Oct 28 2014
Work on the design, development and testing of next-generation prosthetic hand technology by a team of researchers from Arizona State University, Mayo Clinic and the Italian Institute of Technology will proceed with support from the National Institutes of Health (NIH).
Neurophysiologist Marco Santello, physician Karen Andrews and roboticist Antonio Bicchi are collaborating on a project that employs new advances to simplify the control of grasping movements by a robotic hand.
Santello is a professor and director of the School of Biological and Health Systems Engineering, one of ASU’s Ira A. Fulton Schools of Engineering.
Andrews is the director of Amputee Rehabilitation Services in the Department of Physical Medicine and Rehabilitation and director of the Vascular Ulcer/ Wound Healing Clinic in the Gonda Vascular Center at the Mayo Clinic in Rochester, Minnesota.
Bicchi is a professor of robotics at the University of Pisa and a senior scientist at the Italian Institute of Technology (IIT) in Genoa.
Their progress has earned an NIH R21 grant that will provide them approximately $400,000 over two years to pursue improvements in artificial hand technology.
Despite advances in prosthetic hands, current technologies still provide only limited functionality and lack adequate grasping capabilities, Santello said.
Costs, the weight of devices, durability and maintenance are additional drawbacks to existing hand prostheses, he said.

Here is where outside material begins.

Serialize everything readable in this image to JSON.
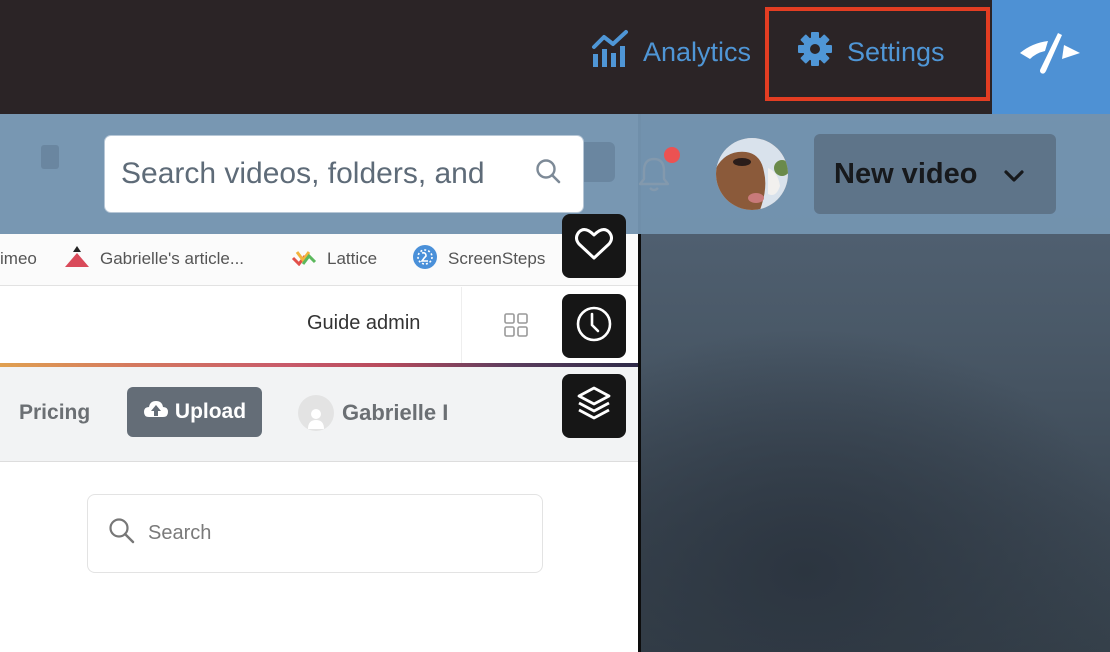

To improve the technology in each of these areas, a new prosthetic hand will be fashioned using designs originated by Bicchi and his collaborators at IIT and the Italian Centre for Health and Safety at Work (INAIL). They have been developing a prosthetic hand based on the innovative robotic hand called the Pisa/IIT SoftHand, developed by the researchers at the University of Pisa and IIT.
The design of the SoftHand is based on “soft synergies” that capitalize on human hand synergies and novel “soft” robotics technologies.

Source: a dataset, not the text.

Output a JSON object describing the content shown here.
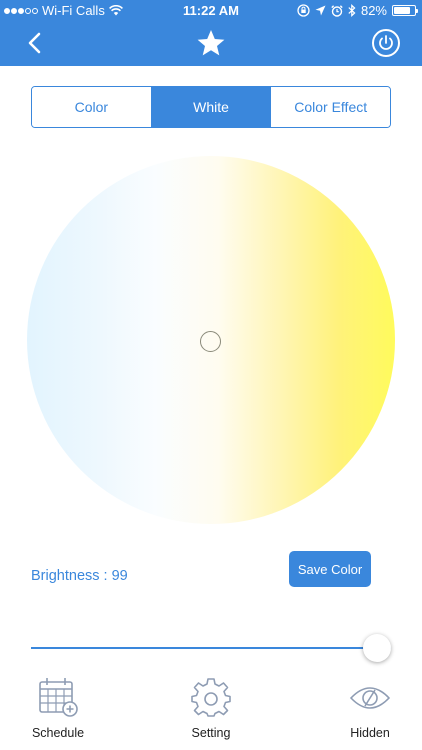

The Softhand was initially designed and used for robotics applications, but preliminary data indicate it can be adapted to enable people to grasp and manipulate a wide variety of objects with minimal training.
The key is a design based on natural finger coordination patterns, making it easier to control.
Typically, prosthetic hands require motors to control the movement of each joint. In contrast, the SoftHand uses a technique described as underactuation, meaning that one motor can control movement in more than one joint. That capability provides for more simplified and user-friendly hand motion and reduces the weight of the device.
The patterns of finger motions that can be generated by the SoftHand are based on experimental observations by Santello and his colleagues of how multiple joints in the hand move together. The SoftHand also features compliance control, making it effective for both delicate and forceful manipulation tasks.
The ASU, Mayo and IIT research project will focus on the adaptation of the SoftHand to people with amputations, with the aim of providing clinical feedback that will guide design modifications of the SoftHand to develop new myoelectric prosthetic hands.
Myoelectric pertains to the electrical impulses generated by muscles. The impulses can be amplified and used to control artificial limbs by activating the motors of prosthetic devices.
“We expect that by using a very small number of extrinsic hand muscles in the forearm, people with a transradial amputation (an amputation below the elbow) will learn to use the new myoelectric hand and perform grasp and manipulation tasks to a greater level of proficiency relative to what they can do with the prosthetic hand they are now using,” Santello says.
Myoelectric hands are controlled by the users’ signals associated with tensing and relaxing of their extrinsic muscles individually or together.
Electrodes in contact with the skin on the forearm will pick up electrical signals and transmit them to a controller. The unique feature of the SoftHand is that the controller processes and analyzes the electrical signals and maps them to one actuator (a motor) that moves multiple joints in a coordinated fashion.
The research team will analyze the mapping of electrical signals to specific hand postures and forces, as well as the extent to which grasping and manipulation performance can benefit from adding force-feedback mechanisms to the SoftHand.
The project will quantify the functional capabilities of the SoftHand for prosthetic applications. Biomechanical tests and movement tasks used by clinicians will allow researchers to assess the functionality of the new device on individuals with limb loss.
Santello and his collaborators believe that users of the SoftHand will learn to use it to perform grasp and manipulation tasks more easily than with current devices.
They expect the outcome of the project to provide the basis for further refinement of design and development of a high-performance prosthetic hand that has superior functional capabilities and could be produced at a comparatively low cost.